Le ministre de l'Agriculture, le milliardaire Aziz Akhannouch, a été interpellé par des parlementaires en début de semaine. "Même si le retard des précipitations persiste d'ici le mois de décembre, il n'affectera pas la campagne agricole", a-t-il assuré, promettant "plusieurs mesures" et des "programmes pour accompagner les agriculteurs". 
"Il est prématuré de parler de sécheresse. Mais s'il n'y a toujours pas de précipitations d'ici mi-décembre, la situation deviendra critique", a nuancé un cadre du ministère ayant requis l'anonymat.  
Selon les médias locaux, des avions de la Gendarmerie royale vont être sollicités pour l'ensemencement des nuages, méthode destinée à provoquer artificiellement la pluie par injection de cristaux de sel.
L'agriculture fait vivre près de 40% de la population du royaume et reste de loin le premier contributeur au Produit intérieur brut (PIB, plus de 15%), devant le tourisme et l'industrie.
"Le PIB du pays est corrélé au PIB de l'agriculture, moteur de l'économie marocaine. Les populations rurales dépendent économiquement des activités agricoles", explique à l'AFP Abdellatif Khattabi, universitaire spécialiste en agronomie. 
Théodore Steeg, résident général à la fin des années 1920, du temps du protectorat français, avait résumé cette corrélation d'une formule devenue célèbre: "Au Maroc, gouverner c'est pleuvoir".

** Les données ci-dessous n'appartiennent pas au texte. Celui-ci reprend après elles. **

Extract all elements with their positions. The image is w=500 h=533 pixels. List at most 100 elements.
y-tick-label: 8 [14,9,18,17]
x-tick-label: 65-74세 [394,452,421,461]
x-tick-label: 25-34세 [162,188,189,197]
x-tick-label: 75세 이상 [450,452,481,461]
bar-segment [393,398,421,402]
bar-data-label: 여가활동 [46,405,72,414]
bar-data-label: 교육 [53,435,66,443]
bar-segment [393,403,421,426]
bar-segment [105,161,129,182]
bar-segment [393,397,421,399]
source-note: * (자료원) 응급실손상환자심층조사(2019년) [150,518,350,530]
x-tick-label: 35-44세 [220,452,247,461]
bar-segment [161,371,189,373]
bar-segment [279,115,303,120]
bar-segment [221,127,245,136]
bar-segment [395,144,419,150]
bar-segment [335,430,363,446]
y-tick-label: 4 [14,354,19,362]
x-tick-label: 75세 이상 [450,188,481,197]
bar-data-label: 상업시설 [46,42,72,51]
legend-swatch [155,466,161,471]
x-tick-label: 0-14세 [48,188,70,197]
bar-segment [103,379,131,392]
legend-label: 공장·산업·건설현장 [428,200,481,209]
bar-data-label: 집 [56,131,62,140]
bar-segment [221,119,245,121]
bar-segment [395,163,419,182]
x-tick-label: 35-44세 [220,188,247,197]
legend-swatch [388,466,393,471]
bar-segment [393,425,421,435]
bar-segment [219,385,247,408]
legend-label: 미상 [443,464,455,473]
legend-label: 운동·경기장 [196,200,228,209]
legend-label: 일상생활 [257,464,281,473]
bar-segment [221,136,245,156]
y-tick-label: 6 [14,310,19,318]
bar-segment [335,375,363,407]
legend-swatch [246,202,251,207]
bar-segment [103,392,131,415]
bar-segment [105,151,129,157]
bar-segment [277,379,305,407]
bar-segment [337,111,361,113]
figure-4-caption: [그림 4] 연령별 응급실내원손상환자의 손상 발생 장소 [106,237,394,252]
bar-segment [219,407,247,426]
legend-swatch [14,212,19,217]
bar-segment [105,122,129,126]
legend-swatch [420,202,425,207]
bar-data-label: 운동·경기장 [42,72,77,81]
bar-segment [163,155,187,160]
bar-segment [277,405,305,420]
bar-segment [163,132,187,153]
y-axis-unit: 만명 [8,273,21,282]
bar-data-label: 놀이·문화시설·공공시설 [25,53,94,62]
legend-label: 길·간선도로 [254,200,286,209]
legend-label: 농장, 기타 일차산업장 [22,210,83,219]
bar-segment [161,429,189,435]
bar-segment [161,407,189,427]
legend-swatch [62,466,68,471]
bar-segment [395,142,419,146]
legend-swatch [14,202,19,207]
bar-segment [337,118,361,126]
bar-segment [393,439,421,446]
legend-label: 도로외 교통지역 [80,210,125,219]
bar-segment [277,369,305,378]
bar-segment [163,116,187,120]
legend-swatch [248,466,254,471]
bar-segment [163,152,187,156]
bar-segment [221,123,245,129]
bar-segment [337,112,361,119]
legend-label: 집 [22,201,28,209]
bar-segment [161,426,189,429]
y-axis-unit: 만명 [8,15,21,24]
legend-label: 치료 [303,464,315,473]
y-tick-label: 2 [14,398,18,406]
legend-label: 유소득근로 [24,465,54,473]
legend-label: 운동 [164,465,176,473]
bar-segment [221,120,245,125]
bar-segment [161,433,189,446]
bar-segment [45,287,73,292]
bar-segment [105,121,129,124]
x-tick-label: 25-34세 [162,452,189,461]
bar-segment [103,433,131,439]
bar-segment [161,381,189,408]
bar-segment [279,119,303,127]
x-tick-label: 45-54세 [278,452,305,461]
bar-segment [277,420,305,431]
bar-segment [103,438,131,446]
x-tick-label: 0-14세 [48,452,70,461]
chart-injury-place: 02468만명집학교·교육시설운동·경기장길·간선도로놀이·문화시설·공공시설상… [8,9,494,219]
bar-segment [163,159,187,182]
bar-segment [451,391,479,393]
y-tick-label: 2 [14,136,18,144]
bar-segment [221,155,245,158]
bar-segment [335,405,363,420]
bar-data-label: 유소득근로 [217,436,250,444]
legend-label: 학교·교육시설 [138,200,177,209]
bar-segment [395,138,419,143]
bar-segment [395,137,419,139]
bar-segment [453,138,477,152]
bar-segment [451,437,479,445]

Des décennies plus tard, même si le royaume s'efforce de diversifier son économie, la croissance oscille toujours au gré des précipitations: 4,5% en 2015 puis 1,6% en 2016, du fait d'une intense sécheresse lors de la saison agricole--. En 2017, le taux de croissance devrait à nouveau dépasser 4%, grâce à une campagne jugée "exceptionnelle".
Pour 2018, le risque d'une nouvelle baisse plane désormais.
Le Maroc a adopté en 2008 une ambitieuse stratégie agricole, le Plan Maroc Vert (PMV), destinée à améliorer les moyens de production et les revenus des petits agriculteurs. 
Mais rien ne permet de pondérer les caprices du climat, auxquels s'ajoute une raréfaction des ressources en eau aggravée par la surexploitation des nappes phréatiques.